Beyond the cloud, Mahaney sees Amazon’s retail segment—which often receives less analytical attention in AI discussions—as a sleeper catalyst for accelerating growth and margin expansion. He pointed specifically to the integration of generative AI into the consumer experience. The introduction of tools like Rufus, Amazon’s new generative commerce functionality, is "making online retail better," enhancing search and discovery for consumers and improving conversion rates for sellers. This, combined with faster delivery logistics and the anticipation of a Prime pricing increase, creates a powerful trifecta: accelerating retail growth, which in turn boosts the highly profitable advertising segment, all while margins improve across the board. The confluence of these accelerating trends, coupled with a valuation he deems "very reasonable," positions Amazon as a compelling investment in the evolving AI landscape.

Despite the powerful structural tailwinds provided by the AI industrial cycle, Mahaney was quick to acknowledge that macro risks cannot be ignored, particularly concerning inflation and interest rates. When pressed on the recent hawkish comments from some Federal Reserve officials and investment banks suggesting rates might not fall or could even rise, Mahaney framed this as the primary threat to growth assets.
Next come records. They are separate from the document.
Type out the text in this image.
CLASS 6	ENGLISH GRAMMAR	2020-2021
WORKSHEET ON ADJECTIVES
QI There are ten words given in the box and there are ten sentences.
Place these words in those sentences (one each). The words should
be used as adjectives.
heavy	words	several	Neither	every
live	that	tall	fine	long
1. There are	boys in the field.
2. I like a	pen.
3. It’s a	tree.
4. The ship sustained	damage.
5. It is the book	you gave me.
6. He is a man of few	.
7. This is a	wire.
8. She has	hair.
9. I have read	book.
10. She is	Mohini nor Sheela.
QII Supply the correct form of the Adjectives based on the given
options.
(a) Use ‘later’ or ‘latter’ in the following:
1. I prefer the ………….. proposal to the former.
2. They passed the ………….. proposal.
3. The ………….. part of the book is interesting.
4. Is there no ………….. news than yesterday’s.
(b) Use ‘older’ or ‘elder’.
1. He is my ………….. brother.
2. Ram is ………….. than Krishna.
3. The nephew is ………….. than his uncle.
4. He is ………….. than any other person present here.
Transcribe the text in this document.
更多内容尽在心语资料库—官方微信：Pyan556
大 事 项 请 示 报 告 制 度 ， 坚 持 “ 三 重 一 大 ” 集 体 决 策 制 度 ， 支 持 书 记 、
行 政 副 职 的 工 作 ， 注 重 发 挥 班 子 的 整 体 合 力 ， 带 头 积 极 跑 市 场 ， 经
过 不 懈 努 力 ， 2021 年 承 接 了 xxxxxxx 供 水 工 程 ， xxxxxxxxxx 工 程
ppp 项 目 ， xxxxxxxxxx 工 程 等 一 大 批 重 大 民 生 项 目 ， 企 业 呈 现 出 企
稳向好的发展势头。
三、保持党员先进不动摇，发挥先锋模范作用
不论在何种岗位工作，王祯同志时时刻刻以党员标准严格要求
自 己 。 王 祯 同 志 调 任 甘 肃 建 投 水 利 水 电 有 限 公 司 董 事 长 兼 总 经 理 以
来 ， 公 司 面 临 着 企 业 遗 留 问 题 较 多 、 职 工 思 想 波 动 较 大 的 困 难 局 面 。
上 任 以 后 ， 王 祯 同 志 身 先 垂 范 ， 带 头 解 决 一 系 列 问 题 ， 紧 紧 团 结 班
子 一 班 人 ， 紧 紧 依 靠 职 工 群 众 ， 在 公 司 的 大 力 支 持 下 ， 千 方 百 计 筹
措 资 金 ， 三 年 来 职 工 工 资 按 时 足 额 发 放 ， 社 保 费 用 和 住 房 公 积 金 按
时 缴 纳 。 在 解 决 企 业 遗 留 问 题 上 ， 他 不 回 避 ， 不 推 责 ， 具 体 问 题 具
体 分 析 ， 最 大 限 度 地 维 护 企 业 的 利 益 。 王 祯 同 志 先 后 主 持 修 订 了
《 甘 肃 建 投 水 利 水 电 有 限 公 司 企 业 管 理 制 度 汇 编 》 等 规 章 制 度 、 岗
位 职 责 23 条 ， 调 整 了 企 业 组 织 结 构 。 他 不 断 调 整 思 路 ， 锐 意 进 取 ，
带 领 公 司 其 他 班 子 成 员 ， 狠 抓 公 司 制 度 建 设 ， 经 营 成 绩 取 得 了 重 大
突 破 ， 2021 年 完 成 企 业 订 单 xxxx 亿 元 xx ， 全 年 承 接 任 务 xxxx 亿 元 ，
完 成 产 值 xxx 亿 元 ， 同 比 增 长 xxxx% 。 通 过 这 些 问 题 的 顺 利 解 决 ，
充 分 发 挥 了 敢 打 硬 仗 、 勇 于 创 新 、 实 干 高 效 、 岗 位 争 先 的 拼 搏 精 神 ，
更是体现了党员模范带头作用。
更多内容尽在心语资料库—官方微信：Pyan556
He labeled the scenario of strong economic expansion coupled with persistent inflation a "growflation" risk—a term he coined during the interview.

He reflected on the recent past, noting that the tech market correction in the first half of 2022 was triggered by the Fed’s aggressive rate hikes. If the market were to face a renewed period of persistent inflation requiring further monetary tightening, the consequences for high-growth, high-valuation tech stocks could be severe. "If we’re going to stimulate our way out and we’re going to have inflation again," he warned, "the thing that cracked the tech market back in the first half of ’22 was interest rates going from zero to 100." While his base assumption is that rates will continue to moderate, offering a constructive backdrop for tech, the possibility of a "growflation" scenario remains the single most important macro variable for founders, VCs, and investors focused on the AI ecosystem. Ultimately, the AI industrial cycle is robust enough to power through moderate headwinds, but it is not immune to fundamental shifts in the cost of capital.